Tahar Ben Lakhdar is the CEO of Esprit, a private engineering school in Tunisia. The school trains students in diverse engineering and business courses.
1. Tell us about one of the toughest situations you’ve found yourself in as a business owner.
Probably red tape, again and again, right from the beginning of my career. In the early 2000s, when Esprit School of Engineering was still at its inception phase, my partners – 10 retired academics – and I came across the burden of bureaucracy: time-consuming administrative paperwork and gruelling legal hassles. Thus, we took it to heart to instil transparency on all levels.
2. Which business achievement are you most proud of?
When I reminisce about 16 years ago, back where we started, without a doubt, our best achievement is the elevation of Esprit to an educational institution in line with international standards.
We started small. We were retired scholars with a dream of creating an institution that thinks outside of the box, leaning on active pedagogy and modern teaching methods: a handful of instructors chipped in to share their knowledge with 40 students aspiring to become ITC (information, technology and communication) engineers.
Sixteen years later, Esprit has become a campus aggregating assorted engineering and business specialisations – ITC, electro-mechanics, civil engineering and business – [with] more than 6,000 students studying for an internationally recognised degree.
3. Describe your greatest weakness as an entrepreneur.
As long as I can remember, the little shepherd from Makthar, a north-western town in Tunisia, pursued a deep-rooted dream to feed on knowledge and educate future generations. Ideas were a dime a dozen in my head and the sky was the limit.

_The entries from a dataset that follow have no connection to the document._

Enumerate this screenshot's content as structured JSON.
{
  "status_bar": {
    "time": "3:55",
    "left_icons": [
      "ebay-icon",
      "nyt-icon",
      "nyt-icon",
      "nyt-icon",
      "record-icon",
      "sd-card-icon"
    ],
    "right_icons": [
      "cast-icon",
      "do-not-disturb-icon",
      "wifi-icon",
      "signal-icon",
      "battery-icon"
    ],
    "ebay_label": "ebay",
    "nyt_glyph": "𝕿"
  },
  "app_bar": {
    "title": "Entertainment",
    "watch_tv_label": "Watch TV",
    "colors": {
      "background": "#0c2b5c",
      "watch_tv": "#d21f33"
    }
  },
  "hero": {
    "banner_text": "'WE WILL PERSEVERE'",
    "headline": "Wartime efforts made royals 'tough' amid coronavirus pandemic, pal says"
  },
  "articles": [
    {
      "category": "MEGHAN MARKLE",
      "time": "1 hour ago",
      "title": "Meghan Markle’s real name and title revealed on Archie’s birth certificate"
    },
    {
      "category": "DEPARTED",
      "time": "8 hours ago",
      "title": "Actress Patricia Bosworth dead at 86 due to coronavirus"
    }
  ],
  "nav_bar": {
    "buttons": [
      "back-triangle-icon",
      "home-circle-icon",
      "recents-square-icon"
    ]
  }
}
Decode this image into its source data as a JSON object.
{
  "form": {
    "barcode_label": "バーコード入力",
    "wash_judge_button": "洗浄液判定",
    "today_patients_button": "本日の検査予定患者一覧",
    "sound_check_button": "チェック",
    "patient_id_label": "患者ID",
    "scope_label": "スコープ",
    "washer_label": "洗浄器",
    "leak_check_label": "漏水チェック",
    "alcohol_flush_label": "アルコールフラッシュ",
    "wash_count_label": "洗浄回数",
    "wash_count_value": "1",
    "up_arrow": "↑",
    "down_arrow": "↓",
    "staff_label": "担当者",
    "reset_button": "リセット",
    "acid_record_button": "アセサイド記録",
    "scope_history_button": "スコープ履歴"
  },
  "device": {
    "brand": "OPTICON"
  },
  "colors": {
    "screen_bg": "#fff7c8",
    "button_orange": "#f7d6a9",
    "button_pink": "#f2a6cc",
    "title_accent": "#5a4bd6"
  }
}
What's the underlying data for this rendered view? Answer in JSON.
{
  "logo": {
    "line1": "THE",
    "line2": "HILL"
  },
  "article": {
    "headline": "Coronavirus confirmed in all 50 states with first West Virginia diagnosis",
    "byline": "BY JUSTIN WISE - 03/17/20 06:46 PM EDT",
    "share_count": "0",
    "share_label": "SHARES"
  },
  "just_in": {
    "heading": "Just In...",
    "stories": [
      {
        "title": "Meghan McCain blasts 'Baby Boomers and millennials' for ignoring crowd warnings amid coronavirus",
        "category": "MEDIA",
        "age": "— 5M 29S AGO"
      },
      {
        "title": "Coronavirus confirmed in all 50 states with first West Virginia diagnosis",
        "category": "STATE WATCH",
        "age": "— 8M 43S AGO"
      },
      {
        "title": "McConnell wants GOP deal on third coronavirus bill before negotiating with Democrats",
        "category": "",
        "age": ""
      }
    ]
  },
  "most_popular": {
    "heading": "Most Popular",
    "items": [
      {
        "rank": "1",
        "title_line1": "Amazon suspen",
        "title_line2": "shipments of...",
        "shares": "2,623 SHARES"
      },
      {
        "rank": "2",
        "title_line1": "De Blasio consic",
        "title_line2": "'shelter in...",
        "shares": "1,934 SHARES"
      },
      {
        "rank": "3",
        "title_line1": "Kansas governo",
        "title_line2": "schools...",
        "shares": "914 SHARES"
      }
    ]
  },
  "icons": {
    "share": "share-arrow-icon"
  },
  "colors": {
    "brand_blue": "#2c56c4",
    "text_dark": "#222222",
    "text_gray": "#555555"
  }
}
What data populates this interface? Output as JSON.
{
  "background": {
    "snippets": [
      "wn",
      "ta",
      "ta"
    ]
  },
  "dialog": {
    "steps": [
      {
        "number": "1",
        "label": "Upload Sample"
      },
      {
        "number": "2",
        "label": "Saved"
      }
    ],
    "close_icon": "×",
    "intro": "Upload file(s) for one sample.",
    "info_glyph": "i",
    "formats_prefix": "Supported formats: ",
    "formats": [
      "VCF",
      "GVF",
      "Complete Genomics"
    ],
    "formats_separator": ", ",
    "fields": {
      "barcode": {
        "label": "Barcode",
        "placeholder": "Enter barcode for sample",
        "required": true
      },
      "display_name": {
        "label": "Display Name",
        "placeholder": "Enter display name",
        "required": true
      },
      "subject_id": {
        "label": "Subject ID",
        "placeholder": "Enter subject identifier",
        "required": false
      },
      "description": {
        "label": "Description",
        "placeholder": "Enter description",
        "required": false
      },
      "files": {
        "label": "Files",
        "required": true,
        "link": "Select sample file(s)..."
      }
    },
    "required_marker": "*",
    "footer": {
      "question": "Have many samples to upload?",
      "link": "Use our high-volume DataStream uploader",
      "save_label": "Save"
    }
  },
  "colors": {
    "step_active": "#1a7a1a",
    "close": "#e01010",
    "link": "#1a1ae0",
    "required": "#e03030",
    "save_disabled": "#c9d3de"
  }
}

So, diving in head-first is my top weakness. [I was] always willing to take serious risks for an upcoming venture because I firmly believed in my dream materialising and taking shape.
Surrounding myself with a support system: financial, scientific, legal – as a limited company with individual shareholder scholars from the scientific diaspora and engineers – has helped to take on the effects of economic fluctuations and business cycles. Private equity funds such as AfricInvest, one of the leading private equity investors in Africa, [have also been a source of support].
4. Which popular entrepreneurial advice do you disagree with?
It definitely has to be “keeping your opinions to yourself” – we are the offspring of ‘‘the senior knows best’’ culture. If you want to solve problems, create a culture open to sharing opinions. This sparks constructive discussions, which lead to decisive solutions and, eventually, debunk the outdated cult of secrecy.
Another conventional business wisdom I oppose is: “Traditional education is everything.” Getting a degree is not enough without experiencing real-life situations. Young entrepreneurs should test, fail and try, along with their knowledge-based competencies. This is what I’ve been preaching for: a sound mix of life skills and hard skills through the PBL (problem-based learning) approach.
5. Is there anything you wish you knew about entrepreneurship before you got started?
When we started thinking about creating Esprit, we were far from being businessmen – but we were eager to create an institution that could provide better and innovative teaching for the next generation of engineers. To that end, we were ready to face any risks. Clearly, some entrepreneurship fundamentals would have helped us have a clear sailing business venture.
In the beginning, we invested our time and money to start our business as soon as it was possible. I can assure you that we experienced some bumps along the way and we had to rely on our intuition and improvised on numerous situations.
Something I wish I knew before I started, would have been getting all of the legal structures that go into the governance of the company right and have all of the i’s dotted and t’s crossed on all of my legal documents.